🚨 Today I want to discuss a question: With the Wosh era arriving, how will the Federal Reserve's system evolve?


The policy framework of Wosh in this chart is not most troublesome because of being hawkish or dovish, but because it has brought the Fed into a very tangled state:
Dovish on interest rates, hawkish on the balance sheet, emphasizing independence in words, but in reality unable to completely cut ties with Trump, while also wanting to weaken forward guidance and reduce market reliance on Fed "spoilers."
Today, whoever sits in the Fed Chair position can no longer make decisions solely around inflation and employment as in the past. Wosh, this seasoned official, obviously knows this:
He can't openly advocate for aggressive rate hikes because Trump wouldn't like to hear it;
He also can't just talk about rapid rate cuts, or Congress will see that he's just a tool sent by the "Dunce" (referring to Trump).
So the safest approach is: rate cuts + balance sheet reduction, lower interest rates but a smaller balance sheet.
This is actually the biggest difference between Wosh and Powell—
Although Powell has wavered frequently in recent years, his core logic has remained unchanged: market expectations must not spiral out of control, so the Fed must keep communicating, keep adjusting, and keep guiding.
But Wosh clearly dislikes the Fed over-guiding the market, which is why he proposes to weaken forward guidance, reduce the dot plot influence, and even openly say he prefers "chaotic meetings."
This change is actually quite dangerous:
Over the past decade or so, the Fed's most valuable asset wasn't the interest rate itself, but expectation management.
Everyone defaults to believing the Fed will ultimately rescue the market, so they dare to hold high valuations, leverage up, and hold risky assets long-term.
Wosh's policy framework will break all of that, but the problem is that many asset prices, fiscal structures, and financial stability in the US have already become dependent on this mode, making it hard to say whether such drastic measures won't backfire.

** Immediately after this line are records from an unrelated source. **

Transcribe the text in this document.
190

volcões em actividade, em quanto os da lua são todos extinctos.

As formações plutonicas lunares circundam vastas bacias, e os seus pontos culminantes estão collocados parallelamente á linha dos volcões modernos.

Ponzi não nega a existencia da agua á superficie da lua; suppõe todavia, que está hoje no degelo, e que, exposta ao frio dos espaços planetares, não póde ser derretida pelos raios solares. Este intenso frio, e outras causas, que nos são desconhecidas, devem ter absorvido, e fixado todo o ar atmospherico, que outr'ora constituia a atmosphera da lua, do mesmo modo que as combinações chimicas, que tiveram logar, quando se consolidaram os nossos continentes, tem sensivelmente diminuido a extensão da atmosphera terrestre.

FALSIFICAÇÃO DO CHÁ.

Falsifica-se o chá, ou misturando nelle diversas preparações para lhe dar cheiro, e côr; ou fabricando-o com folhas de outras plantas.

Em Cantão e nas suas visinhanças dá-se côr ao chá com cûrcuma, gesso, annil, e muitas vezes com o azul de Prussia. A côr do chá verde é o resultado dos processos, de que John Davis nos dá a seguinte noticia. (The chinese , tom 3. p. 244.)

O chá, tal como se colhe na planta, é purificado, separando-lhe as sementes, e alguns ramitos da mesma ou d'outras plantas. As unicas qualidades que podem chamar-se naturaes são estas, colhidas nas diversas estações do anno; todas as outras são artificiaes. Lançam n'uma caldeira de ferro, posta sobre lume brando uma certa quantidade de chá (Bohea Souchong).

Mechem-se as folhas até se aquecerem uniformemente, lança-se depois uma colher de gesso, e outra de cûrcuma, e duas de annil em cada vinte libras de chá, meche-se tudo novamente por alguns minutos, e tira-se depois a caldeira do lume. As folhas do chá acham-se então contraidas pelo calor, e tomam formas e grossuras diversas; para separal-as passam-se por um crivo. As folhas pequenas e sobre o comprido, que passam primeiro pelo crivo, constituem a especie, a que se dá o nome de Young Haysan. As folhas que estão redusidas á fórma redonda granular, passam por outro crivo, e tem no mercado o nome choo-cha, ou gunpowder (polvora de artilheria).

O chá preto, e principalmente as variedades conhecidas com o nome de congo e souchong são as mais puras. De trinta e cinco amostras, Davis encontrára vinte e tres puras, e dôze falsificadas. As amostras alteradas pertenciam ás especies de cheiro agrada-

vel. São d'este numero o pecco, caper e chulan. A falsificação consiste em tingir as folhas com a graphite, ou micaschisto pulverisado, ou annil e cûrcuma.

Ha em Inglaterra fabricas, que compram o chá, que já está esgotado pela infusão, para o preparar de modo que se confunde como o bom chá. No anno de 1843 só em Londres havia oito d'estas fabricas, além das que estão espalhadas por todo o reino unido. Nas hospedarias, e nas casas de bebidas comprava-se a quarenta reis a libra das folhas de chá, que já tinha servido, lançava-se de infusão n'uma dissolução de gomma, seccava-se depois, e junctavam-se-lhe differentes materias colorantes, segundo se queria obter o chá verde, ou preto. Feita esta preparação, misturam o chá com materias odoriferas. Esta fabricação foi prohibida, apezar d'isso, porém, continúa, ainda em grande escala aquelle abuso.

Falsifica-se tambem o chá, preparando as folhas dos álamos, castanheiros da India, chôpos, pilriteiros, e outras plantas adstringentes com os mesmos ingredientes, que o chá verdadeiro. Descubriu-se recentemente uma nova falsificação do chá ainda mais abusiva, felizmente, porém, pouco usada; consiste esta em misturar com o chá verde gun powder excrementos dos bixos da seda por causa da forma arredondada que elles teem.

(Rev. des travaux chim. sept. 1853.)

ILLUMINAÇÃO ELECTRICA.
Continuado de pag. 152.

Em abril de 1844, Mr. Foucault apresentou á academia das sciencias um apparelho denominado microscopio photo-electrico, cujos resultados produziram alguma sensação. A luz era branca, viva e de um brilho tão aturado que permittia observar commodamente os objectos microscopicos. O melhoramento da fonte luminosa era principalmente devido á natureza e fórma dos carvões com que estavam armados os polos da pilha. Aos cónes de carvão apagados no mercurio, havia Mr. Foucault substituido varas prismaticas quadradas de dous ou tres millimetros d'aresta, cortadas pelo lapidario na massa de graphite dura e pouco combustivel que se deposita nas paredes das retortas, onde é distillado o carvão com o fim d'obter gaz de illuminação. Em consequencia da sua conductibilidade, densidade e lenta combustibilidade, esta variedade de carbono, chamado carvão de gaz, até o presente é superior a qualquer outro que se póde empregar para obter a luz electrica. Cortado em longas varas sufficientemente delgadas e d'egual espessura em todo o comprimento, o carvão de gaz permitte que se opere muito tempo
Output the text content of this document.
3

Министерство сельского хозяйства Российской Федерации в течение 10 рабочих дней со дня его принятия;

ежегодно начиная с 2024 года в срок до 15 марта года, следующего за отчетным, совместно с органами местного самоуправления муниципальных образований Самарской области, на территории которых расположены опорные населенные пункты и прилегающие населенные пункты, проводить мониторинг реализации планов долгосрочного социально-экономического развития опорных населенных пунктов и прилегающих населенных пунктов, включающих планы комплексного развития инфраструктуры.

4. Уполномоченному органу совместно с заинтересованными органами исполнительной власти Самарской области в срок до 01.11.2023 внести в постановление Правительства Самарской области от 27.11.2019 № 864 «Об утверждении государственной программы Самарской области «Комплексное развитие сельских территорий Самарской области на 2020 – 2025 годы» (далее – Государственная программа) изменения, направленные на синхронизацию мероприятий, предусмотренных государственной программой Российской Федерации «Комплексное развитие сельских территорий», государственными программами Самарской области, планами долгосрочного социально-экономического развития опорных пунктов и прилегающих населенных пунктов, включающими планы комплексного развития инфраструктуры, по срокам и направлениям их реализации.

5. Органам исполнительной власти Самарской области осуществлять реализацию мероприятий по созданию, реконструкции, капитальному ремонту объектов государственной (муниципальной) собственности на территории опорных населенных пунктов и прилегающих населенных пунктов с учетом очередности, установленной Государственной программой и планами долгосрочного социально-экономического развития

Let me share my projection of Wosh's approach; I think the market will go through three stages:
1⃣ First stage, the market initially trades on rate cut expectations. US stocks, gold, BTC will all like the phrase "lower interest rates," especially risk assets, which will first buy into the dovish narrative.
2⃣ Second stage, the market begins to react to balance sheet reduction pressures. Long-term Treasury supply is unabsorbed, term premiums rise, liquidity isn't as abundant as imagined, and tech stocks and high-valuation assets will start to realize: rates are down, but money is harder to earn.
3⃣ Third stage, the market re-prices the Fed's credibility. If Wosh wants both independence and to cooperate with Trump; both rate cuts and balance sheet reduction; both controlling inflation and stabilizing assets—ultimately, it will likely boil down to one phrase: wanting everything, but nothing being easy.
So I currently don't believe Wosh can truly change much; maybe he's not right, or perhaps Wosh suddenly becomes a genius and takes us straight to 200,000!
The only thing certain is that trading will be even more difficult than during Powell's era!